Unfortunately, a young worker’s status is not always clear cut. That’s where employers offering unpaid summer internships need to take care. The U.S. Department of Labor has a six-part test for the use of unpaid interns by private employers:
- The internship, even though it includes actual operation of the facilities of the employer, is similar to training which would be given in an educational environment;
- The internship experience is for the benefit of the intern;
- The intern does not displace regular employees, but works under close supervision of existing staff;
- The employer that provides the training derives no immediate advantage from the activities of the intern; and on occasion its operations may actually be impeded;
- The intern is not necessarily entitled to a job at the conclusion of the internship; and
- The employer and the intern understand that the intern is not entitled to wages for the time spent in the internship.

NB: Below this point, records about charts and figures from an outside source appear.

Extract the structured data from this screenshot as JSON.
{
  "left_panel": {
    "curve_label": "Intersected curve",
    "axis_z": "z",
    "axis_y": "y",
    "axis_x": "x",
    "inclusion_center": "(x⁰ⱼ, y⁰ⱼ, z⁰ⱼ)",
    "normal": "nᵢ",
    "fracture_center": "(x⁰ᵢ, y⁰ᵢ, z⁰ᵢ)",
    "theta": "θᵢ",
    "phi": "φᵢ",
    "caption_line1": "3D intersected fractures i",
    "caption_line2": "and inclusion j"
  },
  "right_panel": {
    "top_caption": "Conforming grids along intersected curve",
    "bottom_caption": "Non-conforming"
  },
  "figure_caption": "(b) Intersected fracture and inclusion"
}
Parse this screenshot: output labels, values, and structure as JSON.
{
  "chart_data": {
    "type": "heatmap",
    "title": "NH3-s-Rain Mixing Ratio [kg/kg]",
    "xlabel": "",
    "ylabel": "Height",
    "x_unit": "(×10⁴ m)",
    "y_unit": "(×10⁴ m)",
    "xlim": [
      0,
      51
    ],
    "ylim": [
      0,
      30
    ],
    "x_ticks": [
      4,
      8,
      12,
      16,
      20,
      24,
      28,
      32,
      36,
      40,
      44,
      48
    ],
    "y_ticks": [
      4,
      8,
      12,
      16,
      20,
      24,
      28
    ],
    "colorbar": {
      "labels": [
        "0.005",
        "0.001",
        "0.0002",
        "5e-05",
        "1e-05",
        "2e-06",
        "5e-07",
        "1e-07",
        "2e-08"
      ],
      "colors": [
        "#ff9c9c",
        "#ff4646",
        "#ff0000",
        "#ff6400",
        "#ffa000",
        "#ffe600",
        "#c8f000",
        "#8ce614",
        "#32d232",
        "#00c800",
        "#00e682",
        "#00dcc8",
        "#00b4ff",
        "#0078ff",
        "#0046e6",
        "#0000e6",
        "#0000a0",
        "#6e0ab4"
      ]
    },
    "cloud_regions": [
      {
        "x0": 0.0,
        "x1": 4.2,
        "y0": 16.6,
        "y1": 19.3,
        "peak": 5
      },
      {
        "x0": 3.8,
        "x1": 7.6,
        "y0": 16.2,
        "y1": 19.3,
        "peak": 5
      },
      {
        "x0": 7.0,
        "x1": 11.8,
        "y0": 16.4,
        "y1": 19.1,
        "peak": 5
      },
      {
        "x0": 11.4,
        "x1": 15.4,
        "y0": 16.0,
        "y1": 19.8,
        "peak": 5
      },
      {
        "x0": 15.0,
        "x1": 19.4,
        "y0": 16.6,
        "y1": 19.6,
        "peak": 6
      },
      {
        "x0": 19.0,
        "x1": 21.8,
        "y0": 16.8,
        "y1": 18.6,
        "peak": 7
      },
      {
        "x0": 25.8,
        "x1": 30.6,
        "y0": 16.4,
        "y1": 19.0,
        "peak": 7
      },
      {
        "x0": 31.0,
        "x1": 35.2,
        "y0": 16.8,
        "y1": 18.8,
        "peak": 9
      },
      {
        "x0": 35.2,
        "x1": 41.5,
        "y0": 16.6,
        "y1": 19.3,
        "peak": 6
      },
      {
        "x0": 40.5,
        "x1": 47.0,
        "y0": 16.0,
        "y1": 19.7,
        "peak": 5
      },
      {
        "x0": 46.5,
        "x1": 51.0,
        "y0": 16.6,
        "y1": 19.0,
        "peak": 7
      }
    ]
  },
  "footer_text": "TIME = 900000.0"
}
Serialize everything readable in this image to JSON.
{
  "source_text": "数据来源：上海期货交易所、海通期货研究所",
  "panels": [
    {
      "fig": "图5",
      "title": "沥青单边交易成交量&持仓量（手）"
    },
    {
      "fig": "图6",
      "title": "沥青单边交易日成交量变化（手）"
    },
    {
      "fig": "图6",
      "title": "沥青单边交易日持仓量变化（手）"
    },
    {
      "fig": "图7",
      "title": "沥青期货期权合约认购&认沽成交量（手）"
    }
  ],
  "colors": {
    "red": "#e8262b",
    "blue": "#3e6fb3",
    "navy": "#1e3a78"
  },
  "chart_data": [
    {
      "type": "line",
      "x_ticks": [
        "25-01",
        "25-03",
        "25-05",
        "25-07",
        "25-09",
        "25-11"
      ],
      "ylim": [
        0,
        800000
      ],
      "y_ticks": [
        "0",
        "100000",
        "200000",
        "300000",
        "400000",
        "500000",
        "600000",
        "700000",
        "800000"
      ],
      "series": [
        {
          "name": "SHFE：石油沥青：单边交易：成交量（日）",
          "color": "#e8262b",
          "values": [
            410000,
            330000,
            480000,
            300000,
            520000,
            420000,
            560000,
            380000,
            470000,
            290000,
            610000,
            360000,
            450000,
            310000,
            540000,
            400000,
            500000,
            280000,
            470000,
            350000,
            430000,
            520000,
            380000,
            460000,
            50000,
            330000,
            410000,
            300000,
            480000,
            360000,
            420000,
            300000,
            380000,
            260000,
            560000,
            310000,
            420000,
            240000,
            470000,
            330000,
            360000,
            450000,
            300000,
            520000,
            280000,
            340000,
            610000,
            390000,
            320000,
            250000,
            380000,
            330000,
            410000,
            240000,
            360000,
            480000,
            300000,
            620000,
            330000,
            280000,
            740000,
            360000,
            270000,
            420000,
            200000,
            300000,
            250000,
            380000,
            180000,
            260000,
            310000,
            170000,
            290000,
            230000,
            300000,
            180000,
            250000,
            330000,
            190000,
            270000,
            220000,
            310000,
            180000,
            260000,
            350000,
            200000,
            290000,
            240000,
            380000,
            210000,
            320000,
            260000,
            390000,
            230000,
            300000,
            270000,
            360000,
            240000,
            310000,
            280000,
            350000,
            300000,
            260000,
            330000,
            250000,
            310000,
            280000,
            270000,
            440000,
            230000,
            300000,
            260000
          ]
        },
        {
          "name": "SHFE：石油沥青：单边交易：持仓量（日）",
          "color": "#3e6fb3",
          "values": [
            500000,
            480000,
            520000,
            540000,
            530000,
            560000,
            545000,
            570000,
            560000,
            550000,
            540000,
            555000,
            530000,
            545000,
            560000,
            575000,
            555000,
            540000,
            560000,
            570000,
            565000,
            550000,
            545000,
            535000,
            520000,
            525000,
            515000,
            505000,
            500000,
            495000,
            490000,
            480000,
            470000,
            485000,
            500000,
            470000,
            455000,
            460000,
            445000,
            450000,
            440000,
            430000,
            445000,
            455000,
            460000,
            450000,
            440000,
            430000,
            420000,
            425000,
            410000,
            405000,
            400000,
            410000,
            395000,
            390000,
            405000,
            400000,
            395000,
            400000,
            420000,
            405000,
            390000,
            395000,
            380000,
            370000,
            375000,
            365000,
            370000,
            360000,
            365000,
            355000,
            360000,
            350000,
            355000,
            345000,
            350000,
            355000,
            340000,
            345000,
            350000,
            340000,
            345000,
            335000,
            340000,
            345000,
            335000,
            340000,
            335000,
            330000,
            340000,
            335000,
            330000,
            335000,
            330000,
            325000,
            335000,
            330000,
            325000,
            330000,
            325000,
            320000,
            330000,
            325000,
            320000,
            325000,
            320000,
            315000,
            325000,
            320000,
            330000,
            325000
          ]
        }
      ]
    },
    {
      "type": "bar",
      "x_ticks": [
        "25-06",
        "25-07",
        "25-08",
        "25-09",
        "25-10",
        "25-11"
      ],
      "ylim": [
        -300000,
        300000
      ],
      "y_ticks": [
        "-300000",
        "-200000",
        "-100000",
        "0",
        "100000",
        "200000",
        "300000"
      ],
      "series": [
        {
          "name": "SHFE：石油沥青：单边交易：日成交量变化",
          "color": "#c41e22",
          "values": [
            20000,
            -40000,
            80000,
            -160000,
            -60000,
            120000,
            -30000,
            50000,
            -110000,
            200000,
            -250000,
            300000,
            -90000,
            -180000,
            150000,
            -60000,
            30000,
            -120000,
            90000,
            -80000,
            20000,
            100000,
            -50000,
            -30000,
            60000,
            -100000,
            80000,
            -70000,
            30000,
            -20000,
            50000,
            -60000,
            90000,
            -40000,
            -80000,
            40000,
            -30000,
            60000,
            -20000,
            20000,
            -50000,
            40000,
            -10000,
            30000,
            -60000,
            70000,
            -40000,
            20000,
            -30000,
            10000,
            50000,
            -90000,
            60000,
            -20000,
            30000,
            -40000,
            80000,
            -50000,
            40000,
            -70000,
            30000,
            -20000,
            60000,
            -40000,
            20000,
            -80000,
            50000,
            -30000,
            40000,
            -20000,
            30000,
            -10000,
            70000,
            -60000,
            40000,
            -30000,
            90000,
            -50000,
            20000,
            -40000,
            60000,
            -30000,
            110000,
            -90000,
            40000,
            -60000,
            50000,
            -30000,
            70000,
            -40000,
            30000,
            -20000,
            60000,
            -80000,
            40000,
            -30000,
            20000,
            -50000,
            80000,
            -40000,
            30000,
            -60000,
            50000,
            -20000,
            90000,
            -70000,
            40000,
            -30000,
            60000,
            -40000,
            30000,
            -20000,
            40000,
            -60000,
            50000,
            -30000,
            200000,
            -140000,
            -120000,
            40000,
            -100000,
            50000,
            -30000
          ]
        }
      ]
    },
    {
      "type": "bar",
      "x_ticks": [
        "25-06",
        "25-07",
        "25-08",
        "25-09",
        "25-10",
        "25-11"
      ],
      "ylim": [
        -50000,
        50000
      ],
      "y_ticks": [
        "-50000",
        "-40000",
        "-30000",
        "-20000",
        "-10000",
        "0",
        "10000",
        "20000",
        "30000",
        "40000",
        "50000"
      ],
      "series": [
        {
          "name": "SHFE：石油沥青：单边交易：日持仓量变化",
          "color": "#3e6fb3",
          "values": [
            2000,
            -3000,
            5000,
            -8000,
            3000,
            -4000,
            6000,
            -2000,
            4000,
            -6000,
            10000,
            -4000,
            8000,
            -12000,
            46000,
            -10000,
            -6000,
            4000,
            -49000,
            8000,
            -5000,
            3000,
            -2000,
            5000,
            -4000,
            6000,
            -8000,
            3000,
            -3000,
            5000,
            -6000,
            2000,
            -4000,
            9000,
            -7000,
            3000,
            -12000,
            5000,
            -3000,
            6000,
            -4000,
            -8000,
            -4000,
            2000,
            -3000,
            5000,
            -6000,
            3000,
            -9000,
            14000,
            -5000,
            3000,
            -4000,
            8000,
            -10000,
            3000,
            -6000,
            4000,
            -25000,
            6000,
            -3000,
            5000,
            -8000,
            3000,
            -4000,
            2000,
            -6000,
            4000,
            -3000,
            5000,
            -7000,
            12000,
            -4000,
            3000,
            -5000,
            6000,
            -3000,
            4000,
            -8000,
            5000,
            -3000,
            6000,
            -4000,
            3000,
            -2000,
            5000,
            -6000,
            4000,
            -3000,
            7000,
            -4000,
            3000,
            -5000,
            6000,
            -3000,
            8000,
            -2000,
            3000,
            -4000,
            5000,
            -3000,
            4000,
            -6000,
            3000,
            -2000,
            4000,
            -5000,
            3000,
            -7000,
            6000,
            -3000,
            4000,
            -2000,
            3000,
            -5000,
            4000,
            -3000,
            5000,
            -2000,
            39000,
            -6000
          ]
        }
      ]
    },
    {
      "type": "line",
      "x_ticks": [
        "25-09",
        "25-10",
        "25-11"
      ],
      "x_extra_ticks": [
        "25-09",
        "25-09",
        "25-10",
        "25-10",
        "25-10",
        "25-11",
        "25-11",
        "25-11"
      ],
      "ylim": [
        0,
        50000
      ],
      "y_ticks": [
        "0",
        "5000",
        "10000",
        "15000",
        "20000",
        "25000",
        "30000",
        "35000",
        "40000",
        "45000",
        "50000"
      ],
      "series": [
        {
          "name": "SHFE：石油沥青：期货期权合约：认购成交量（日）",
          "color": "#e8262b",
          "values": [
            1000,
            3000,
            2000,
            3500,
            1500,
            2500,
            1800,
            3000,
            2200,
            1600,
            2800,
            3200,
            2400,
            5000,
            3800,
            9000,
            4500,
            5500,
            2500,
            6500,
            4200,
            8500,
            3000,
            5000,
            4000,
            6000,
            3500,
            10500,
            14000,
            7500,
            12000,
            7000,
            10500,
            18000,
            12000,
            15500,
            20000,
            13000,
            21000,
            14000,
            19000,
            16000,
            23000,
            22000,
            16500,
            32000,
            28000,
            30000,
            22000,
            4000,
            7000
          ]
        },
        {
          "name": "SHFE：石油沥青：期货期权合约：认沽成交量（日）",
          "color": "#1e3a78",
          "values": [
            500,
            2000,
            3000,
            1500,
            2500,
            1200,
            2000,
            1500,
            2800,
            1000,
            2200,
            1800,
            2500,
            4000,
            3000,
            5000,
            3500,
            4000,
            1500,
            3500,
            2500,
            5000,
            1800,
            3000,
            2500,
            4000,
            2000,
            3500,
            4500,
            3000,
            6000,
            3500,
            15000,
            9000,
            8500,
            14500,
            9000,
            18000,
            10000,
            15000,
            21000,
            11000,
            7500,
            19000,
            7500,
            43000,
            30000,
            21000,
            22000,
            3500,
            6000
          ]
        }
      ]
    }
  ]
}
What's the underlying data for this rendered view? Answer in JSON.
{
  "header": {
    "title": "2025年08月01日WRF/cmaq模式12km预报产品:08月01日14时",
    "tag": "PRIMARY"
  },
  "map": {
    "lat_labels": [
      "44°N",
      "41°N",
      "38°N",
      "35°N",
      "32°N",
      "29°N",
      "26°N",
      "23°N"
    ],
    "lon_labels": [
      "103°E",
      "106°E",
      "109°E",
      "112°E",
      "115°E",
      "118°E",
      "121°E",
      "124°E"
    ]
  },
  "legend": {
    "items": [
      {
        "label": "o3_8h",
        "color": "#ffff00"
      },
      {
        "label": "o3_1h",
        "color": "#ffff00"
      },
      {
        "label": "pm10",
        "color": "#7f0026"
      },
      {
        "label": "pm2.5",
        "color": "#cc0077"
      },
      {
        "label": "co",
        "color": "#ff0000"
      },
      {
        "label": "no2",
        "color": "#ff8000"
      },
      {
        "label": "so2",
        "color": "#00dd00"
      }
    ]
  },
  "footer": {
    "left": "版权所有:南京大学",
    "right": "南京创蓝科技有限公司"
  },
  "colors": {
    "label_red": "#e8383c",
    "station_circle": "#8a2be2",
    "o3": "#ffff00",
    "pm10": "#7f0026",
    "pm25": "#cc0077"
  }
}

Review your orientation program. As with all workers you hire, your summer workers will need orientation and safety training. Remember, new workers are at greater risk for accidents because of their inexperience. Training should be age appropriate. New employees should know where to locate safety information and the business’ emergency procedures. Teens may also need extra training on issues like reporting incidents, supervisory authority, and disciplinary actions.
Know what youth can and cannot do. There are many tasks that young workers are not legally allowed to perform.
- Workers 18 years or older may perform any job, whether hazardous or not;
- Workers ages 16 and 17 are prohibited from certain hazardous jobs such as driving on public streets, operating power-driven machinery, or serving alcoholic beverages.
- Workers 14 and 15 years old may not work in hazardous jobs. Among the jobs they may not perform are those in manufacturing, construction, food processing, and operating landscaping machinery. Also, there are limits on the number of hours and times of day for workers under the age of 16.
State child labor laws may impose stricter requirements on the employment of minors.
Ensure proper supervision. Teens generally need closer supervision than older workers do. Consider reassigning other workers so a supervisor has more time to work with young workers or assigning an older, more experienced worker as a buddy or mentor.